Steve and Paul’s cousin Barbara savor the fare at Restaurant August.

Thursday, July 9, 2009

What began as a morning fraught with nerves as we awaited our lemons and basil for some cocktails we developed for our Spirited Lunch with Piedmont Distillers and Bourbon House turned out to be quite a success, at least in our sleep-deprived eyes. A roomful of eager diners got to taste some traditional Southern food (mixed with a few surprises) paired with our cocktails. We even got to speak with the talented and gregarious Eric Asher of WIST AM 690 on his show broadcast live from Bourbon House. The moment our segment ended, we breathed a sigh of relief and thanked the exceptional kitchen and front-of-house staff for providing us with first-class top-notch support. Chef Darin Nesbit and event coordinator Wesley Noble, our hats off to you!

The bill of fare and the Second Course for “From Down-Home to Downtown: A Lunch Celebrating the Evolution of Southern Traditions,” at Bourbon House. Piedmont Distillers’ Sarah LeRoy and Joe Michalek, with Paul and Steve.

We love Cochon so much (we are huge fans of everything pig, including fried pig ears we got to try the other night), that we decided to give its upstairs private-party dining room Calcasieu a try. The two bar chefs, Eben Klemm and Eben Freeman came up with some tantalizing cocktails, including Earth, which used beet juice, and a Cornbread Old-Fashion, which tasted exactly as it sounds. Chef Warren Stephens’s Roasted Duck Breast with Duck Boudin and Figs was exceptional. We learned a lot about local culture and flavors from some of our table companions, who kept us in stitches throughout the evening.

Steve enjoys a Cornbread Old-Fashion, at Calcasieu’s Spirited Dinner.

Friday, July 10, 2009

Norman Bonchick, CEO of Van Gogh Imports, sat down with us in the Vieux Carré Room and told us a little bit about the new flavored vodkas his company was showcasing at Tales this year. We tried the Double Espresso Vodka and the sips brought instant smiles to our faces. Talk about coffee with a kick! Thanks, Norman, for providing some much needed nourishment for our tired and hungry souls.

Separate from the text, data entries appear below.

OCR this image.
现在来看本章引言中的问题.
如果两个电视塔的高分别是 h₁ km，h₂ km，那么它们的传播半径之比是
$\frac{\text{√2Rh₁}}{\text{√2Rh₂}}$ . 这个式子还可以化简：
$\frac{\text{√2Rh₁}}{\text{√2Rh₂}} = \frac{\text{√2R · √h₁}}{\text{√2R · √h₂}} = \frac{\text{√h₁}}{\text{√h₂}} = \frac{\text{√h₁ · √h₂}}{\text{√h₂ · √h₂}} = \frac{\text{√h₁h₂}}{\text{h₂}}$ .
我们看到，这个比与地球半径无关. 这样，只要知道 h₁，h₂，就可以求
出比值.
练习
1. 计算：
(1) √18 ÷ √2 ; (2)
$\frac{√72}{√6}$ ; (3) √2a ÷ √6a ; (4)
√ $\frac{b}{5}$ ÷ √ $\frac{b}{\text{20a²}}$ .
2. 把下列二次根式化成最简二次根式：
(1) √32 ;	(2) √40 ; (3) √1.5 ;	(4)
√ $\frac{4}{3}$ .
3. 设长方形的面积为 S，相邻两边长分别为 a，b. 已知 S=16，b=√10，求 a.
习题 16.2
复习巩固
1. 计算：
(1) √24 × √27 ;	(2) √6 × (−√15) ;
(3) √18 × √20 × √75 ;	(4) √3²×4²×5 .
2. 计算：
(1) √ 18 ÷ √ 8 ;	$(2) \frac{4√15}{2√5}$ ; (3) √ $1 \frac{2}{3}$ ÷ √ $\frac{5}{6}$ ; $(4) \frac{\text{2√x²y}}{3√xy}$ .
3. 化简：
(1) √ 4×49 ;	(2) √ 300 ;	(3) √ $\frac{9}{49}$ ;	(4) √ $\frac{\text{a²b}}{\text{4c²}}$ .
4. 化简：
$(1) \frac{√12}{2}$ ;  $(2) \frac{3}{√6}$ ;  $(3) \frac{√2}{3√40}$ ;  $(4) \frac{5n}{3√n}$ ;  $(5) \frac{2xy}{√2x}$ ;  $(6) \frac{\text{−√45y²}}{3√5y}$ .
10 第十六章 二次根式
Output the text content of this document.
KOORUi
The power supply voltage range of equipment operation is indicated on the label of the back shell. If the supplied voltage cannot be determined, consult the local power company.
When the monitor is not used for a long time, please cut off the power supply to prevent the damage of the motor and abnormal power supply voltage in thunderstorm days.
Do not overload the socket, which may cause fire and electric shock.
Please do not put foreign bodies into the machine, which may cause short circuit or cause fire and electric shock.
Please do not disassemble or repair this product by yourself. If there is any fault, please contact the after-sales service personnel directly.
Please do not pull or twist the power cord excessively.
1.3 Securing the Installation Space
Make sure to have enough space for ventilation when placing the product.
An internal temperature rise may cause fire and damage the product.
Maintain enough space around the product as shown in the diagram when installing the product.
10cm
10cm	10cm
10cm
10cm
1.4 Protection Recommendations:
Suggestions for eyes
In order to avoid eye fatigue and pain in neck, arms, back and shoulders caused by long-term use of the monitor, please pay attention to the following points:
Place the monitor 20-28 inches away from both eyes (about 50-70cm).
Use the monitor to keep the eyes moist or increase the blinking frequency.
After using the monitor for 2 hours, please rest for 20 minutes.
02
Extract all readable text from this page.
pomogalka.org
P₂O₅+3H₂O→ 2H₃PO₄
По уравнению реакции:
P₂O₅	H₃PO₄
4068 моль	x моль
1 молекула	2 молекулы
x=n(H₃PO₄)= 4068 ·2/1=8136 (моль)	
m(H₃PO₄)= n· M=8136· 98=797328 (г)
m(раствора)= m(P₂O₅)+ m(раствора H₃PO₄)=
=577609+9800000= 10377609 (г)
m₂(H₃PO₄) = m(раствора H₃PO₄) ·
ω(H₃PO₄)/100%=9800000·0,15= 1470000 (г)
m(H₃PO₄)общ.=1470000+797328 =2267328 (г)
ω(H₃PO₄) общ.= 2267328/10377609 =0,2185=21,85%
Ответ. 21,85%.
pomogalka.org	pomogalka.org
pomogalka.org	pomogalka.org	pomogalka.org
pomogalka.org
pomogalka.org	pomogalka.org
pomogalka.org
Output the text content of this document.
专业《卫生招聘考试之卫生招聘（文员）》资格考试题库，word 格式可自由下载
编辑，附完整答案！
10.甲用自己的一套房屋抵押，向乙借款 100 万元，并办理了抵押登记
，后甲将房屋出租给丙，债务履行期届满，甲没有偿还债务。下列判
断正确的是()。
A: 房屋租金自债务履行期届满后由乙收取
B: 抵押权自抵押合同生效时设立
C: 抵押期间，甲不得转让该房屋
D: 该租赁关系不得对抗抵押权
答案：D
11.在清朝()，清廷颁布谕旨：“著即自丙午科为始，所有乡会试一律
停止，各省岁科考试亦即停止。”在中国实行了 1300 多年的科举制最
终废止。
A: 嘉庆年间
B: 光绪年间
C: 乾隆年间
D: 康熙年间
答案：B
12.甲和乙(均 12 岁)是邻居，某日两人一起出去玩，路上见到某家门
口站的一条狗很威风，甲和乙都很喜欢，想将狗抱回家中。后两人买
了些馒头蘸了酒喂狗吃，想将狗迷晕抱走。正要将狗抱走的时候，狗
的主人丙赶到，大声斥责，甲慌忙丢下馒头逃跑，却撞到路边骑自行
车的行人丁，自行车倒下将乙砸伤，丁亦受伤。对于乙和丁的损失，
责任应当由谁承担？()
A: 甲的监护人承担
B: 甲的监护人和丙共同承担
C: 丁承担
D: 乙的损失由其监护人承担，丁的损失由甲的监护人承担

A Van Gogh Vodka Breakfast, and a view from the Vieux Carré Room.

Tasting Rooms can be a lot of fun from a taster’s point of view. Getting the room ready and shaking up the cocktails can be a little nerve-wracking. But we thoroughly enjoyed working with director of marketing Sarah LeRoy and founder and president Joe Michalek of Piedmont Distillers to create four new cocktails for their Catdaddy and Midnight Moon moonshines. For an hour and a half, we muddled, shook, and poured our libations for the crowds and were pleased by the smiles we received. Thanks to our new friend Matt from Cochon who helped with the bartending and to Piedmont’s head of sales Joe Flock for sharing with us Piedmont’s new product, Lightning Lemonade.

Paul and Steve prep for Piedmont Distillers’ Tasting Room. Thank you, Lu Brow, for the succulent and spicy Catdaddy cherries.

After we said our good-byes to the nice folks from Piedmont Distillers, we took a light lunch at Green Goddess restaurant just around the corner from the Monteleone and sat in the drizzly rain. We felt cooled and comforted by the pitter-patter, looking forward to a day of rest. Stay tuned for a streetcar ride to Commander’s Palace and Robert Hess’s seminar limning the history of the Old Fashioned.

“After the Rain”

The view outside The Green Goddess restaurant after a busy two days and a little rain shower.